17.1.3 MySQL Cluster Hardware, Software, and Networking Requirements

One of the strengths of MySQL Cluster is that it can be run on commodity hardware and has no unusual requirements in this regard, other than for large amounts of RAM, due to the fact that all live data storage is done in memory. (It is possible to reduce this requirement using Disk Data tables, which are implemented in MySQL 5.1; however, we do not intend to backport this feature to MySQL 5.0.) Naturally, multiple and faster CPUs will enhance performance. Memory requirements for other MySQL Cluster processes are relatively small.

The software requirements for MySQL Cluster are also modest. Host operating systems do not require any unusual modules, services, applications, or configuration to support MySQL Cluster. For supported operating systems, a standard installation should be sufficient. The MySQL software requirements are simple: all that is needed is a production release of MySQL 5.0 to have Cluster support. It is not necessary to compile MySQL yourself merely to be able to use MySQL Cluster. We assume that you are using the server binary appropriate to your platform, available from the MySQL Cluster software downloads page at http://dev.mysql.com/downloads/cluster/.

For communication between nodes, MySQL Cluster supports TCP/IP networking in any standard topology, and the minimum expected for each host is a standard 100 Mbps Ethernet card, plus a switch, hub, or router to provide network connectivity for the cluster as a whole. We strongly recommend that a MySQL Cluster be run on its own subnet which is not shared with machines not forming part of the cluster for the following reasons:

Network communication and latency.  MySQL Cluster requires communication between data nodes and API nodes (including SQL nodes), as well as between data nodes and other data nodes, to execute queries and updates. Communication latency between these processes can directly affect the observed performance and latency of user queries. In addition, to maintain consistency and service despite the silent failure of nodes, MySQL Cluster uses heartbeating and timeout mechanisms which treat an extended loss of communication from a node as node failure. This can lead to reduced redundancy. Recall that, to maintain data consistency, a MySQL Cluster shuts down when the last node in a node group fails. Thus, to avoid increasing the risk of a forced shutdown, breaks in communication between nodes should be avoided wherever possible.

The failure of a data or API node results in the abort of all uncommitted transactions involving the failed node. Data node recovery requires synchronization of the failed notde's data from a surviving data node, and re-establishment of disk-based redo and checkpoint logs, before the data node returns to service. This recovery can take some time, during which the Cluster operates with reduced redundancy.

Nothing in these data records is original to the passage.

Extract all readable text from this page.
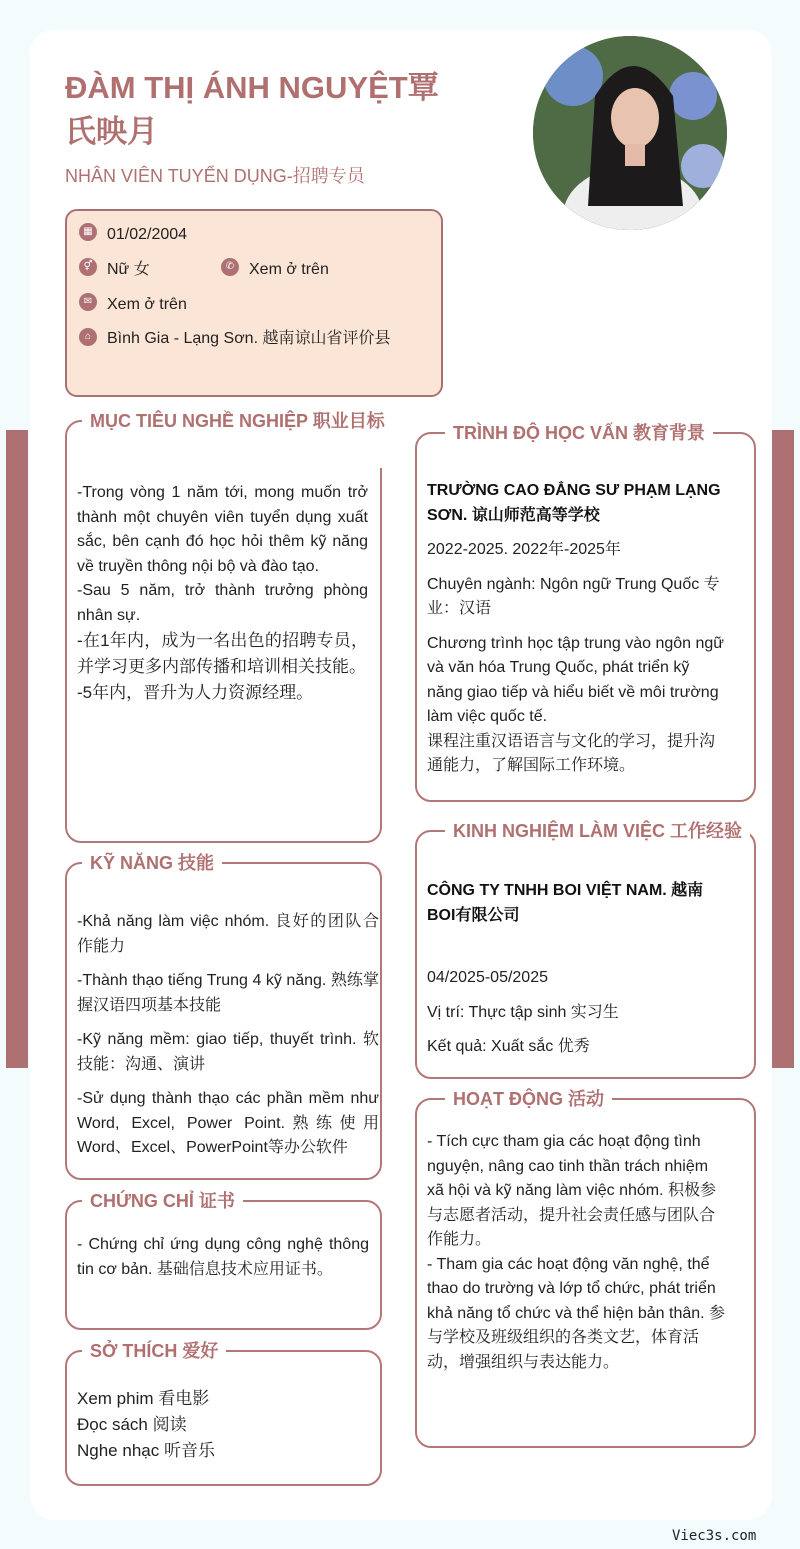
ĐÀM THỊ ÁNH NGUYỆT覃氏映月
NHÂN VIÊN TUYỂN DỤNG-招聘专员
▦ 01/02/2004
⚥ Nữ 女	✆ Xem ở trên
✉ Xem ở trên
⌂ Bình Gia - Lạng Sơn. 越南谅山省评价县
MỤC TIÊU NGHỀ NGHIỆP 职业目标

-Trong vòng 1 năm tới, mong muốn trở thành một chuyên viên tuyển dụng xuất sắc, bên cạnh đó học hỏi thêm kỹ năng về truyền thông nội bộ và đào tạo.

-Sau 5 năm, trở thành trưởng phòng nhân sự.

-在1年内，成为一名出色的招聘专员，并学习更多内部传播和培训相关技能。

-5年内，晋升为人力资源经理。

KỸ NĂNG 技能

-Khả năng làm việc nhóm. 良好的团队合作能力

-Thành thạo tiếng Trung 4 kỹ năng. 熟练掌握汉语四项基本技能

-Kỹ năng mềm: giao tiếp, thuyết trình. 软技能：沟通、演讲

-Sử dụng thành thạo các phần mềm như Word, Excel, Power Point.熟练使用Word、Excel、PowerPoint等办公软件

CHỨNG CHỈ 证书
- Chứng chỉ ứng dụng công nghệ thông tin cơ bản. 基础信息技术应用证书。
SỞ THÍCH 爱好

Xem phim 看电影

Đọc sách 阅读

Nghe nhạc 听音乐

TRÌNH ĐỘ HỌC VẤN 教育背景

TRƯỜNG CAO ĐẲNG SƯ PHẠM LẠNG SƠN. 谅山师范高等学校

2022-2025. 2022年-2025年

Chuyên ngành: Ngôn ngữ Trung Quốc 专业：汉语

Chương trình học tập trung vào ngôn ngữ và văn hóa Trung Quốc, phát triển kỹ năng giao tiếp và hiểu biết về môi trường làm việc quốc tế.

课程注重汉语语言与文化的学习，提升沟通能力，了解国际工作环境。

KINH NGHIỆM LÀM VIỆC 工作经验

CÔNG TY TNHH BOI VIỆT NAM. 越南BOI有限公司

04/2025-05/2025

Vị trí: Thực tập sinh 实习生

Kết quả: Xuất sắc 优秀

HOẠT ĐỘNG 活动

- Tích cực tham gia các hoạt động tình nguyện, nâng cao tinh thần trách nhiệm xã hội và kỹ năng làm việc nhóm. 积极参与志愿者活动，提升社会责任感与团队合作能力。

- Tham gia các hoạt động văn nghệ, thể thao do trường và lớp tổ chức, phát triển khả năng tổ chức và thể hiện bản thân. 参与学校及班级组织的各类文艺，体育活动，增强组织与表达能力。

Viec3s.com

Heartbeating relies on timely generation of heartbeat signals by all nodes. This may not be possible if the node is overloaded, has insufficient machine CPU due to sharing with other programs, or is experiencing delays due to swapping. If heartbeat generation is sufficiently delayed, other nodes treat the node that is slow to respond as failed.

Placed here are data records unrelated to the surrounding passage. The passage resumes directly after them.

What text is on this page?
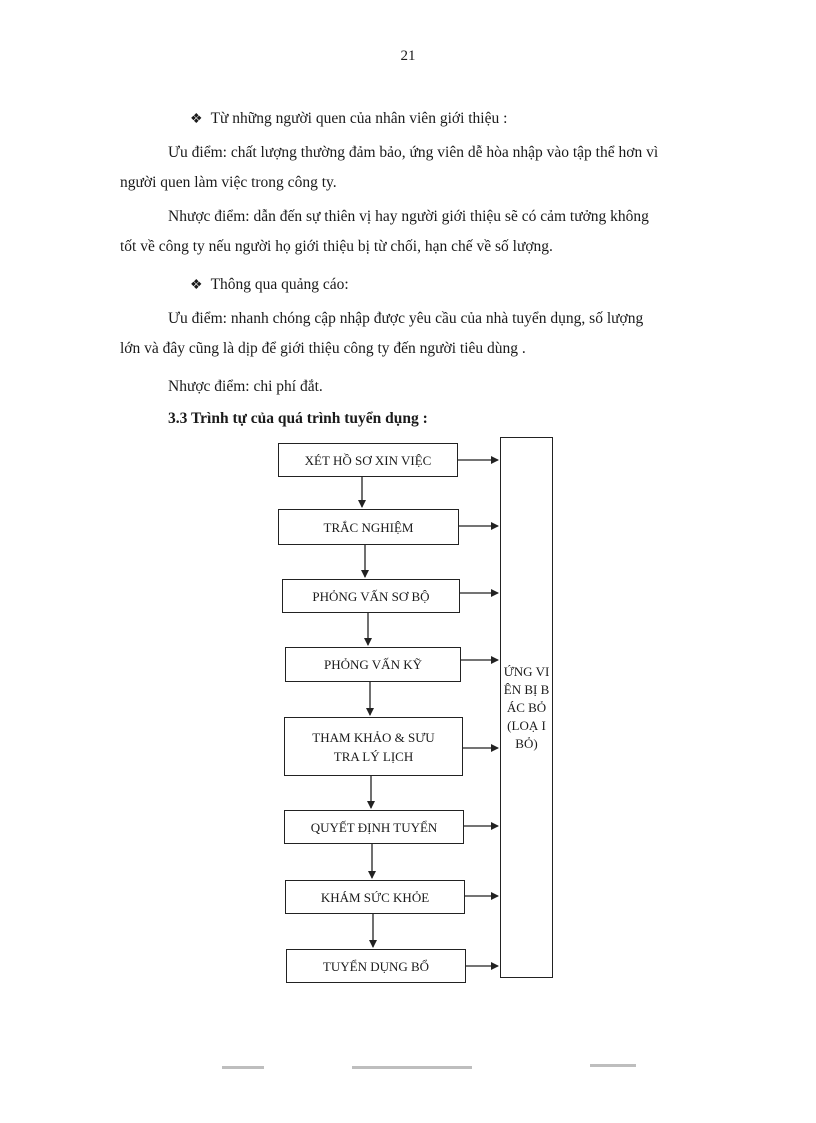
21
❖ Từ những người quen của nhân viên giới thiệu :
Ưu điểm: chất lượng thường đảm bảo, ứng viên dễ hòa nhập vào tập thể hơn vì
người quen làm việc trong công ty.
Nhược điểm: dẫn đến sự thiên vị hay người giới thiệu sẽ có cảm tưởng không
tốt về công ty nếu người họ giới thiệu bị từ chối, hạn chế về số lượng.
❖ Thông qua quảng cáo:
Ưu điểm: nhanh chóng cập nhập được yêu cầu của nhà tuyển dụng, số lượng
lớn và đây cũng là dịp để giới thiệu công ty đến người tiêu dùng .
Nhược điểm: chi phí đắt.
3.3 Trình tự của quá trình tuyển dụng :
XÉT HỒ SƠ XIN VIỆC
TRẮC NGHIỆM
PHỎNG VẤN SƠ BỘ
PHỎNG VẤN KỸ
THAM KHẢO & SƯU TRA LÝ LỊCH
QUYẾT ĐỊNH TUYỂN
KHÁM SỨC KHỎE
TUYỂN DỤNG BỔ
ỨNG VIÊN BỊ BÁC BỎ (LOẠ I BỎ)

This treatment of a slow node as a failed one may or may not be desireable in some circumstances, depending on the impact of the node's slowed operation on the rest of the cluster. When setting timeout values such as HeartbeatIntervalDbDb and HeartbeatIntervalDbApi for MySQL Cluster, care must be taken care to achieve quick detection, failover, and return to service, while avoiding potentially expensive false positives.

Where communication latencies between data nodes are expected to be higher than would be expected in a LAN environment (on the order of 100 µs), timeout parameters must be increased to ensure that any allowed periods of latency periods are well within configured timeouts. Increasing timeouts in this way has a corresponding effect on the worst-case time to detect failure and therefore time to service recovery.

LAN environments can typically be configured with stable low latency, and such that they can provide redundancy with fast failover. Individual link failures can be recovered from with minimal and controlled latency visible at the TCP level (where MySQL Cluster normally operates). WAN environments may offer a range of latencies, as well as redundancy with slower failover times. Individual link failures may require route changes to propagate before end-to-end connectivity is restored. At the TCP level this can appear as large latencies on individual channels. The worst-case observed TCP latency in these scenarios is related to the worst-case time for the IP layer to reroute around the failures.

SCI support.  It is also possible to use the high-speed Scalable Coherent Interface (SCI) with MySQL Cluster, but this is not a requirement. See Section 17.3.5, “Using High-Speed Interconnects with MySQL Cluster”, for more about this protocol and its use with MySQL Cluster.